RE: God, Government and Freedom—A Response to 'None of the Above'
Schriner, Congratulations for intentionally moving your family to the inner city even putting your lives on the line to live in voluntary poverty, although, why would a parent knowingly put their children in harms way? Is it something that everyone should do? I don't think so. Does that make those who will not pick up and move their families to the inner city, who eat at 'Bob Evans', (not my choice, I'll take Olive Garden ;) have some comfortable furniture, a wide screen TV, a car with more options etc. etc...OR! OR! even an 'economical' Honda!! short sighted? I've noticed this among many sacrificial martyrs, the 'Robin-Hood' types. They claim to be doing good deeds for others and then totally negate their supposedly charitable acts with an open and forward sanctimoniously intolerant condemnation and at times even scathing hatred of those who may, in their opinions, live 'too well.' They sit on their impoverished judgmental throne (maybe mat on the floor), with a gavel in hand just waiting to come down on those who don't do as they do. So, rather than lifting up the poor to become better functioning members of society and aiding them in lifting themselves out of their poverty, it seems as if you're choosing to commiserate with the poor in some sort of judgemental bitterness toward 'the rich' or even those driving simple Hondas or eating at one of the most modest of restaurants, Bob Evans! Is it possible for folks to eat out, drive functioning cars, have wide screen TVs, etc. etc. and still be charitable and involved in assisting the plight of the poor? I mean, your position seems so riddled with judgment that at what point do you draw the line? At the point whereby someone is living exactly as you and your family?

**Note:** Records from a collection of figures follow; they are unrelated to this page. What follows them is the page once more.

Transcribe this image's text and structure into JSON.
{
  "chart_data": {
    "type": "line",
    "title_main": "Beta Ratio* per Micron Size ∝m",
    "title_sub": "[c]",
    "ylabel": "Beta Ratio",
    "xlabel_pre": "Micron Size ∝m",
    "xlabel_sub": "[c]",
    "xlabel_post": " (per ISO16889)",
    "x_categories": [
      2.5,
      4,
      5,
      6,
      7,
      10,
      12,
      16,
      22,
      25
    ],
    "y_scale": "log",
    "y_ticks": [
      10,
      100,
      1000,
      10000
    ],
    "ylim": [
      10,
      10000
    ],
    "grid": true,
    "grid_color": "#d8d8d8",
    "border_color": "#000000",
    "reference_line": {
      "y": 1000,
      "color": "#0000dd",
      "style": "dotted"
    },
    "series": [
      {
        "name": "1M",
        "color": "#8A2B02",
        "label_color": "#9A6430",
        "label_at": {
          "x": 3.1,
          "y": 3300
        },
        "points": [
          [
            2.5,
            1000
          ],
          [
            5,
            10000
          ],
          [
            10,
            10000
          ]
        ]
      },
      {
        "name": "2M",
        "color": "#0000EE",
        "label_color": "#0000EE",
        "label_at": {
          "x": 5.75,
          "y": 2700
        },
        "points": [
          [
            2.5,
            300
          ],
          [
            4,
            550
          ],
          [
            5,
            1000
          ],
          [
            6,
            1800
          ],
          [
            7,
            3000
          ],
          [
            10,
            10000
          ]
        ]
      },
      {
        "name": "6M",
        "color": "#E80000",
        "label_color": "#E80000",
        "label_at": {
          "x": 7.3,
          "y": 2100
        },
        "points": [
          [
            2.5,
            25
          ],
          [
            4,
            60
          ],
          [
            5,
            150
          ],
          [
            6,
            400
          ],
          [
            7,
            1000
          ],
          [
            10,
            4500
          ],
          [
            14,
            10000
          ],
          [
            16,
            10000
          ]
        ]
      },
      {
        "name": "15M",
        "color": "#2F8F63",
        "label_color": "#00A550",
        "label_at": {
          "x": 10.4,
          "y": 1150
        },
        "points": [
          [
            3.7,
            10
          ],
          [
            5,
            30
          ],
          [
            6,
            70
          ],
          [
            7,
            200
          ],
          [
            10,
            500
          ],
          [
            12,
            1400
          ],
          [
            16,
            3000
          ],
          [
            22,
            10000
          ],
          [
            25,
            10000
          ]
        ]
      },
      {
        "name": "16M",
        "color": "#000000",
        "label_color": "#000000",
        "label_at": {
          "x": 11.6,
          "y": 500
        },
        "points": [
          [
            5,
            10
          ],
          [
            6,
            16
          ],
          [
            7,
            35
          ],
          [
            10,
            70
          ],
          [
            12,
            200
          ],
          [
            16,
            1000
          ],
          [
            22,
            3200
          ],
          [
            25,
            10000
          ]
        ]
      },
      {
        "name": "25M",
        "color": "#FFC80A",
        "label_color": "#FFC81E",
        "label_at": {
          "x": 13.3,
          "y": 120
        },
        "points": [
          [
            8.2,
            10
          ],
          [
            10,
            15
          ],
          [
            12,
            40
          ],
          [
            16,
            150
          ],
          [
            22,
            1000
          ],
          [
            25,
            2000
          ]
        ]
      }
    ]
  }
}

RE: Abortion in Britain: The Case for a New Approach
It's a shame that the realities of abortion cannot be apart of pre-teen/teen 'sex education.' It begins with the culture. The challenge with Britain will be weaving the concept of 'life' into the underlying structure of society and playing offense rather than defense.


RE: Pro-Life vs. Family Values? Is Newsweek's Jacob Weisberg promoting eugenics?
I find it amusing how so many of these leftists are now playing the moral superiority card and morphing into legalistic pharisees. Yes, of course it's ideal that children have both parents present. However, do we trash the unborn who may not be born into a morally legislated environment? Since when do we argue the semantics of Life? Apparently, yes, some do believe children born into single parent OR divorced families worthy of disposal and that attitude most certainly is promoting a form of eugenics. We may be hearing this from Mr. Weisberg, but, sadly, I have heard and observed the same line of thinking from those who proudly claim to be Christians. I love the points you make in this article. Thanks for bringing this to light!


RE: David Brooks explains the Republican Party’s Catholic problem
My conscience will not allow me to vote for Obama and his cold-blooded resistance to the Born Alive Infants Protection Act (BAIPA) on more than one occasion. My conscience will not allow me to vote for a continued senseless war either, so I'm leaning toward none of the above/third party.